Thomas Friedman is an app. People who read Thomas Friedman, like President Obama and other rich Americans, are like teens using apps on their iPhones. Only this app doesn't take a selfie, it takes a they-mie. See, Friedman's a mirror, and like a mirror, he reflects. I call the people he's reflecting "Friedman World." In Friedman World, America is always saving Muslims from themselves by bombing them and columnists never learn any lessons from their worst mistakes. In Friedman World, the destabilization of America's former middle class is actually an opportunity for formerly employed people to work on building their branded reputations.
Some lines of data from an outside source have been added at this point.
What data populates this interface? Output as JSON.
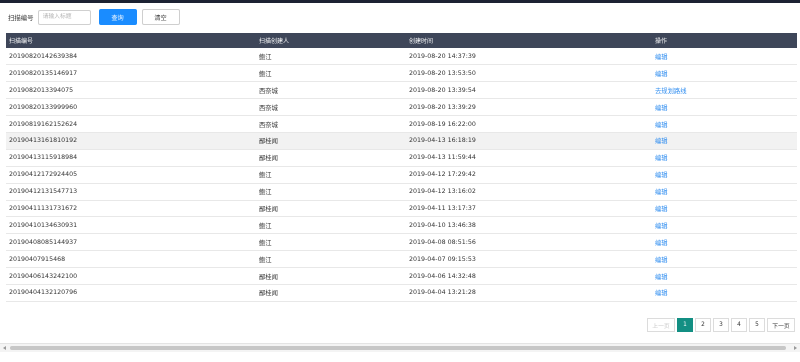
{
  "search": {
    "label": "扫描编号",
    "placeholder": "请输入标题",
    "query_label": "查询",
    "clear_label": "清空"
  },
  "table": {
    "headers": [
      "扫描编号",
      "扫描创建人",
      "创建时间",
      "操作"
    ],
    "rows": [
      {
        "id": "20190820142639384",
        "creator": "鲍江",
        "time": "2019-08-20 14:37:39",
        "action": "编辑"
      },
      {
        "id": "20190820135146917",
        "creator": "鲍江",
        "time": "2019-08-20 13:53:50",
        "action": "编辑"
      },
      {
        "id": "2019082013394075",
        "creator": "西奈城",
        "time": "2019-08-20 13:39:54",
        "action": "去规划路线"
      },
      {
        "id": "20190820133999960",
        "creator": "西奈城",
        "time": "2019-08-20 13:39:29",
        "action": "编辑"
      },
      {
        "id": "20190819162152624",
        "creator": "西奈城",
        "time": "2019-08-19 16:22:00",
        "action": "编辑"
      },
      {
        "id": "20190413161810192",
        "creator": "鄙桂闻",
        "time": "2019-04-13 16:18:19",
        "action": "编辑"
      },
      {
        "id": "20190413115918984",
        "creator": "鄙桂闻",
        "time": "2019-04-13 11:59:44",
        "action": "编辑"
      },
      {
        "id": "20190412172924405",
        "creator": "鲍江",
        "time": "2019-04-12 17:29:42",
        "action": "编辑"
      },
      {
        "id": "20190412131547713",
        "creator": "鲍江",
        "time": "2019-04-12 13:16:02",
        "action": "编辑"
      },
      {
        "id": "20190411131731672",
        "creator": "鄙桂闻",
        "time": "2019-04-11 13:17:37",
        "action": "编辑"
      },
      {
        "id": "20190410134630931",
        "creator": "鲍江",
        "time": "2019-04-10 13:46:38",
        "action": "编辑"
      },
      {
        "id": "20190408085144937",
        "creator": "鲍江",
        "time": "2019-04-08 08:51:56",
        "action": "编辑"
      },
      {
        "id": "2019040791546​8",
        "creator": "鲍江",
        "time": "2019-04-07 09:15:53",
        "action": "编辑"
      },
      {
        "id": "20190406143242100",
        "creator": "鄙桂闻",
        "time": "2019-04-06 14:32:48",
        "action": "编辑"
      },
      {
        "id": "20190404132120796",
        "creator": "鄙桂闻",
        "time": "2019-04-04 13:21:28",
        "action": "编辑"
      }
    ]
  },
  "pagination": {
    "prev_label": "上一页",
    "next_label": "下一页",
    "pages": [
      "1",
      "2",
      "3",
      "4",
      "5"
    ],
    "current": "1"
  },
  "colors": {
    "header_bg": "#3e4659",
    "primary_button": "#1a8cff",
    "active_page": "#138f83",
    "link": "#2d8cf0"
  }
}
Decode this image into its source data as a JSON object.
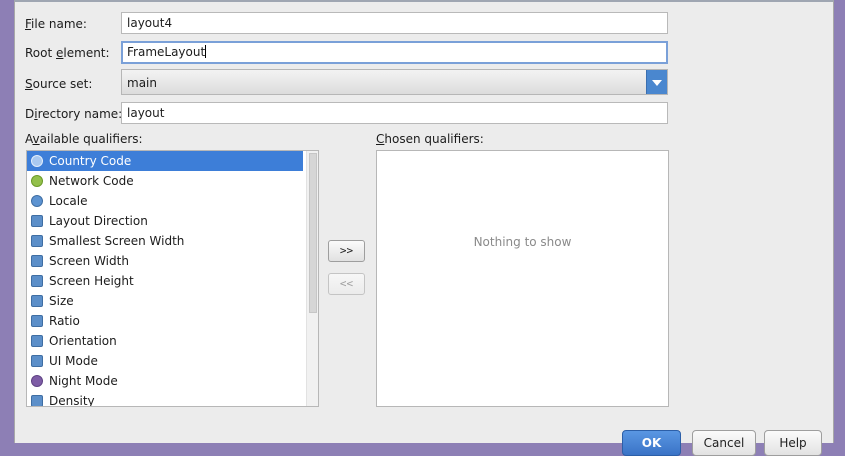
{
  "form": {
    "file_name": {
      "label_key": "F",
      "label_rest": "ile name:",
      "value": "layout4"
    },
    "root_element": {
      "label_pre": "Root ",
      "label_key": "e",
      "label_rest": "lement:",
      "value": "FrameLayout"
    },
    "source_set": {
      "label_key": "S",
      "label_rest": "ource set:",
      "value": "main"
    },
    "directory_name": {
      "label_pre": "D",
      "label_key": "i",
      "label_rest": "rectory name:",
      "value": "layout"
    }
  },
  "available": {
    "label_pre": "A",
    "label_key": "v",
    "label_rest": "ailable qualifiers:",
    "items": [
      {
        "label": "Country Code",
        "icon": "country-code-icon",
        "selected": true
      },
      {
        "label": "Network Code",
        "icon": "network-code-icon"
      },
      {
        "label": "Locale",
        "icon": "globe-icon"
      },
      {
        "label": "Layout Direction",
        "icon": "layout-direction-icon"
      },
      {
        "label": "Smallest Screen Width",
        "icon": "smallest-width-icon"
      },
      {
        "label": "Screen Width",
        "icon": "screen-width-icon"
      },
      {
        "label": "Screen Height",
        "icon": "screen-height-icon"
      },
      {
        "label": "Size",
        "icon": "size-icon"
      },
      {
        "label": "Ratio",
        "icon": "ratio-icon"
      },
      {
        "label": "Orientation",
        "icon": "orientation-icon"
      },
      {
        "label": "UI Mode",
        "icon": "ui-mode-icon"
      },
      {
        "label": "Night Mode",
        "icon": "night-mode-icon"
      },
      {
        "label": "Density",
        "icon": "density-icon"
      }
    ]
  },
  "chosen": {
    "label_key": "C",
    "label_rest": "hosen qualifiers:",
    "empty_text": "Nothing to show"
  },
  "transfer": {
    "add": ">>",
    "remove": "<<"
  },
  "footer": {
    "ok": "OK",
    "cancel": "Cancel",
    "help": "Help"
  },
  "colors": {
    "selection": "#3d7ed8",
    "accent": "#4a87cf",
    "background": "#ececec"
  }
}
I wish Thomas Friedman, House Republicans and Iran President Hassan Rouhani could all get together in a room and listen to the words of Winston Churchill, who once said, "The Hun is always at your neck or at your feet." He was talking about Germans, but the Hun of today is runaway entitlement spending. Entitlement spending is also an unspecified number of cans. And young people are "the ones who will really get hit by all the cans we’re kicking down the road." In Friedman World, cans that were kicked down a road somehow hit you when you reach them.

If we taught the citizens of Friedman World to code, would they create an Instagram or an Angry Birds? That's the question that could decide the fate of the entire Middle East.
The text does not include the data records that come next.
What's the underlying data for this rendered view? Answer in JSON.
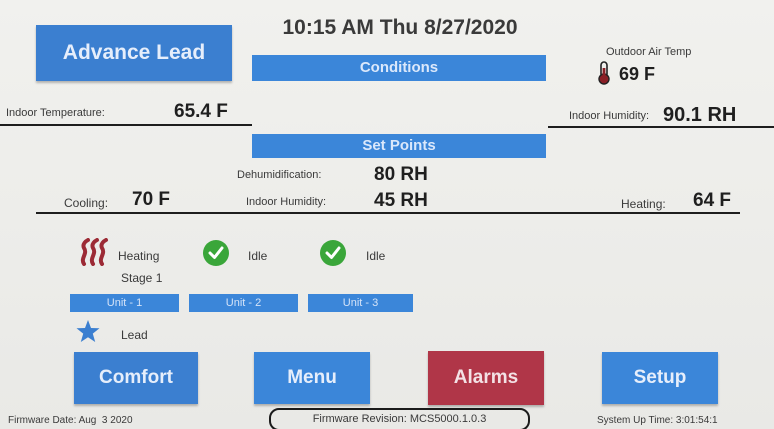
{
  "header": {
    "datetime": "10:15 AM Thu 8/27/2020"
  },
  "top_left_button": {
    "label": "Advance Lead"
  },
  "conditions": {
    "title": "Conditions",
    "outdoor_label": "Outdoor Air Temp",
    "outdoor_value": "69 F",
    "indoor_temp_label": "Indoor Temperature:",
    "indoor_temp_value": "65.4 F",
    "indoor_humidity_label": "Indoor Humidity:",
    "indoor_humidity_value": "90.1 RH"
  },
  "setpoints": {
    "title": "Set Points",
    "dehum_label": "Dehumidification:",
    "dehum_value": "80 RH",
    "indoor_hum_label": "Indoor Humidity:",
    "indoor_hum_value": "45 RH",
    "cooling_label": "Cooling:",
    "cooling_value": "70 F",
    "heating_label": "Heating:",
    "heating_value": "64 F"
  },
  "units": {
    "unit1": {
      "status": "Heating",
      "stage": "Stage 1",
      "label": "Unit - 1"
    },
    "unit2": {
      "status": "Idle",
      "label": "Unit - 2"
    },
    "unit3": {
      "status": "Idle",
      "label": "Unit - 3"
    },
    "lead_label": "Lead"
  },
  "nav": {
    "comfort": "Comfort",
    "menu": "Menu",
    "alarms": "Alarms",
    "setup": "Setup"
  },
  "footer": {
    "firmware_date": "Firmware Date: Aug  3 2020",
    "firmware_revision": "Firmware Revision: MCS5000.1.0.3",
    "system_uptime": "System Up Time: 3:01:54:1"
  },
  "colors": {
    "accent_blue": "#3b86d9",
    "alarm_red": "#b03648",
    "check_green": "#3aa63a",
    "heating_red": "#9c2a35"
  }
}
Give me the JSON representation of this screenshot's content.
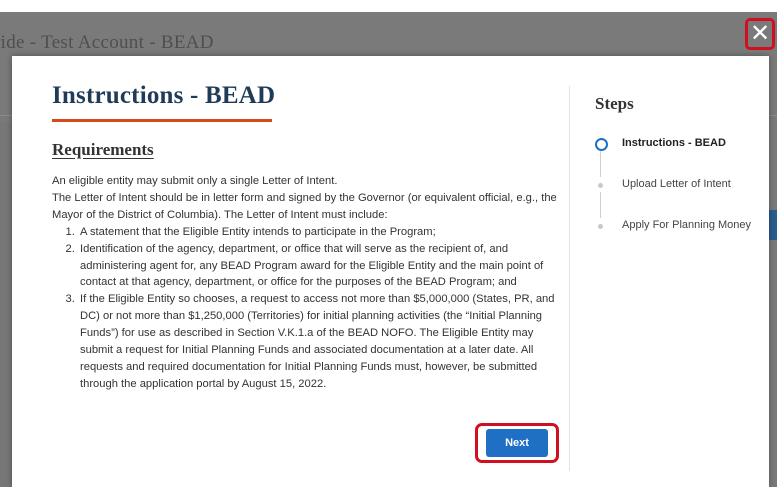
{
  "background": {
    "title": "ride - Test Account - BEAD"
  },
  "close_label": "✕",
  "modal": {
    "title": "Instructions - BEAD",
    "section_heading": "Requirements",
    "intro_lines": [
      "An eligible entity may submit only a single Letter of Intent.",
      "The Letter of Intent should be in letter form and signed by the Governor (or equivalent official, e.g., the Mayor of the District of Columbia).  The Letter of Intent must include:"
    ],
    "requirements": [
      "A statement that the Eligible Entity intends to participate in the Program;",
      "Identification of the agency, department, or office that will serve as the recipient of, and administering agent for, any BEAD Program award for the Eligible Entity and the main point of contact at that agency, department, or office for the purposes of the BEAD Program; and",
      "If the Eligible Entity so chooses, a request to access not more than $5,000,000 (States, PR, and DC) or not more than $1,250,000 (Territories) for initial planning activities (the “Initial Planning Funds”) for use as described in Section V.K.1.a of the BEAD NOFO.  The Eligible Entity may submit a request for Initial Planning Funds and associated documentation at a later date.  All requests and required documentation for Initial Planning Funds must, however, be submitted through the application portal by August 15, 2022."
    ],
    "next_label": "Next"
  },
  "steps": {
    "title": "Steps",
    "items": [
      {
        "label": "Instructions - BEAD",
        "active": true
      },
      {
        "label": "Upload Letter of Intent",
        "active": false
      },
      {
        "label": "Apply For Planning Money",
        "active": false
      }
    ]
  },
  "colors": {
    "accent_blue": "#1f6fc5",
    "title_rule": "#d44a1c",
    "highlight_red": "#d0101e"
  }
}
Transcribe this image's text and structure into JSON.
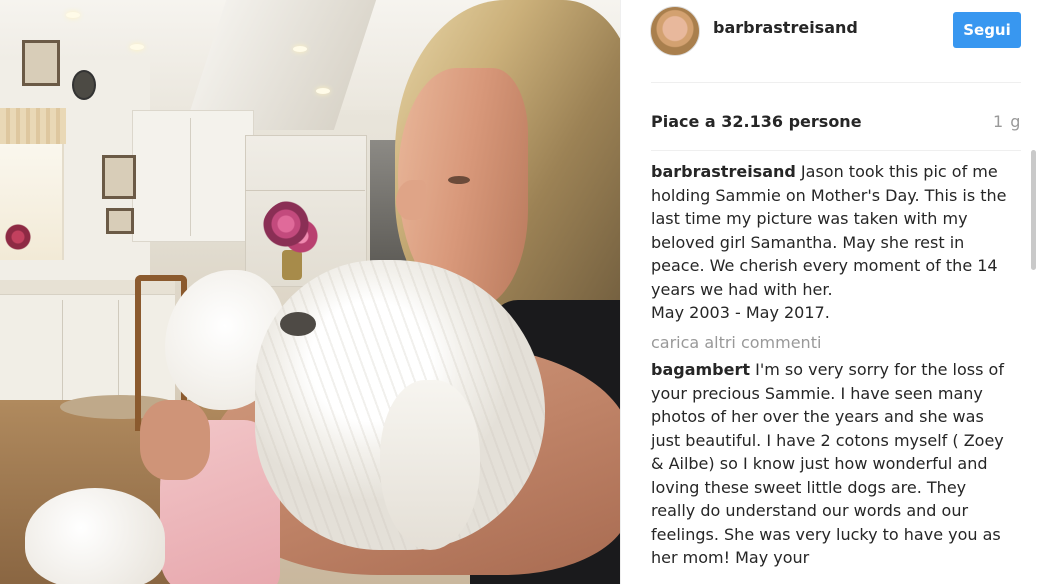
{
  "post": {
    "username": "barbrastreisand",
    "follow_label": "Segui",
    "likes": "Piace a 32.136 persone",
    "time_ago": "1 g"
  },
  "comments": [
    {
      "user": "barbrastreisand",
      "text": " Jason took this pic of me holding Sammie on Mother's Day. This is the last time my picture was taken with my beloved girl Samantha. May she rest in peace. We cherish every moment of the 14 years we had with her.",
      "extra": "May 2003 - May 2017."
    },
    {
      "user": "bagambert",
      "text": " I'm so very sorry for the loss of your precious Sammie. I have seen many photos of her over the years and she was just beautiful. I have 2 cotons myself ( Zoey & Ailbe) so I know just how wonderful and loving these sweet little dogs are. They really do understand our words and our feelings. She was very lucky to have you as her mom! May your"
    }
  ],
  "load_more_label": "carica altri commenti",
  "colors": {
    "follow_button": "#3897f0",
    "text": "#262626",
    "muted": "#999999"
  },
  "icons": {
    "avatar": "profile-photo"
  }
}
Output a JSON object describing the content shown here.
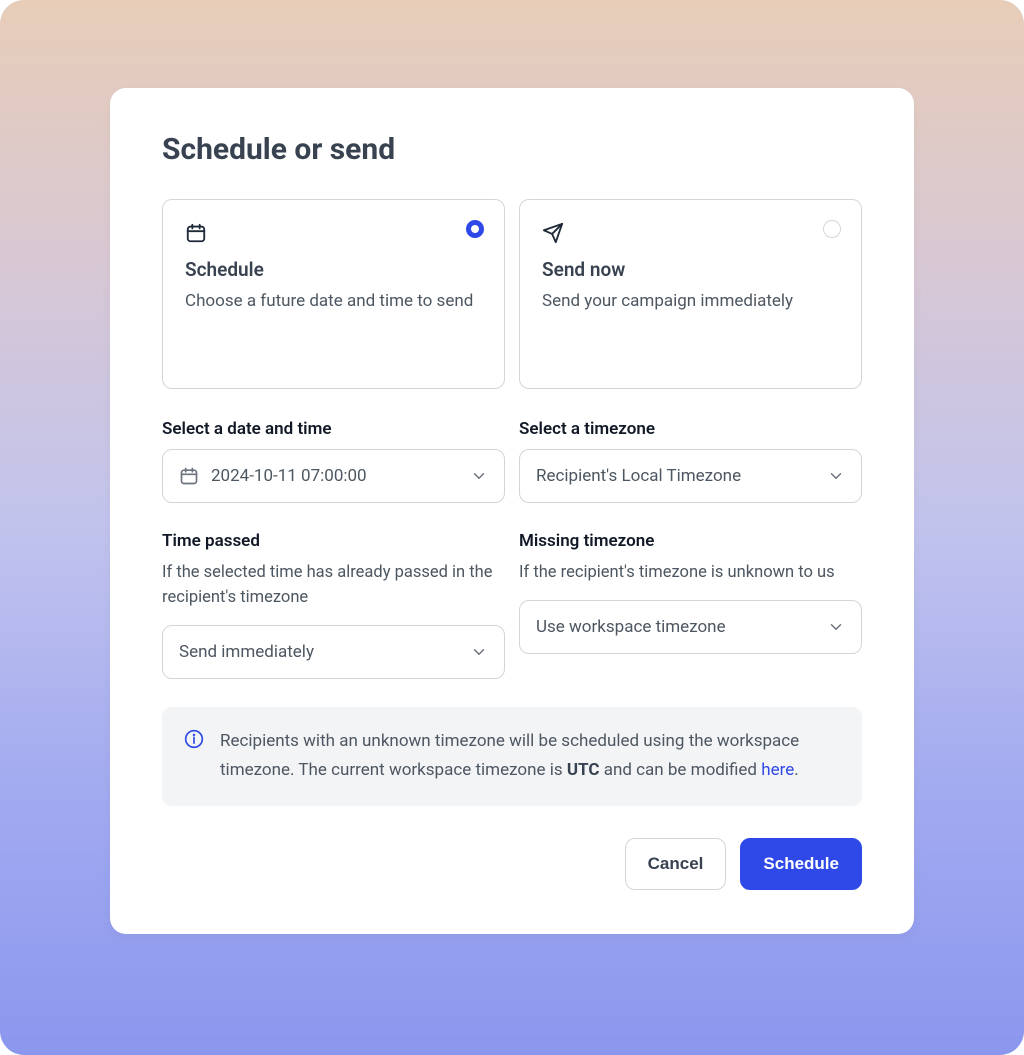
{
  "title": "Schedule or send",
  "options": {
    "schedule": {
      "title": "Schedule",
      "desc": "Choose a future date and time to send",
      "selected": true
    },
    "send_now": {
      "title": "Send now",
      "desc": "Send your campaign immediately",
      "selected": false
    }
  },
  "datetime": {
    "label": "Select a date and time",
    "value": "2024-10-11 07:00:00"
  },
  "timezone": {
    "label": "Select a timezone",
    "value": "Recipient's Local Timezone"
  },
  "time_passed": {
    "label": "Time passed",
    "sublabel": "If the selected time has already passed in the recipient's timezone",
    "value": "Send immediately"
  },
  "missing_timezone": {
    "label": "Missing timezone",
    "sublabel": "If the recipient's timezone is unknown to us",
    "value": "Use workspace timezone"
  },
  "banner": {
    "text_before": "Recipients with an unknown timezone will be scheduled using the workspace timezone. The current workspace timezone is ",
    "tz": "UTC",
    "text_after_tz": " and can be modified ",
    "link": "here",
    "period": "."
  },
  "actions": {
    "cancel": "Cancel",
    "schedule": "Schedule"
  }
}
When I was in Singapore, I talked to hundreds of Asian college students, business people and diplomats, and while none of them said this to me, exactly, it's basically my thesis and so I'm going to put it in quotation marks as a sort of "distillation" of things I probably was told by people: "Is everything going all right over there in America? How could the people who gave us Amazon, Apple, Microsoft, IBM, H.P. and Google also have so many people, many of them in positions of authority, who take a clown like Thomas Friedman seriously? Most of his columns are just nonsensical buzzwords he's been repeating for literally 10 years and his foreign policy analysis is usually either incredibly facile or actively offensive to Arabs and Muslims. It's actually terrifying how influential he is. Like it legitimately makes me despair of anything improving anywhere in the world for anyone but the super-rich. Also there is probably some Times rule about not putting 'distilled' quotes in quotation marks, right?"

When I heard that -- or rather when I didn't hear it but when I wrote it, just now -- I thought "we're gonna need a bigger boat." And that boat better have Wi-Fi. Because Friedman World may be flat, but it doesn't have an end.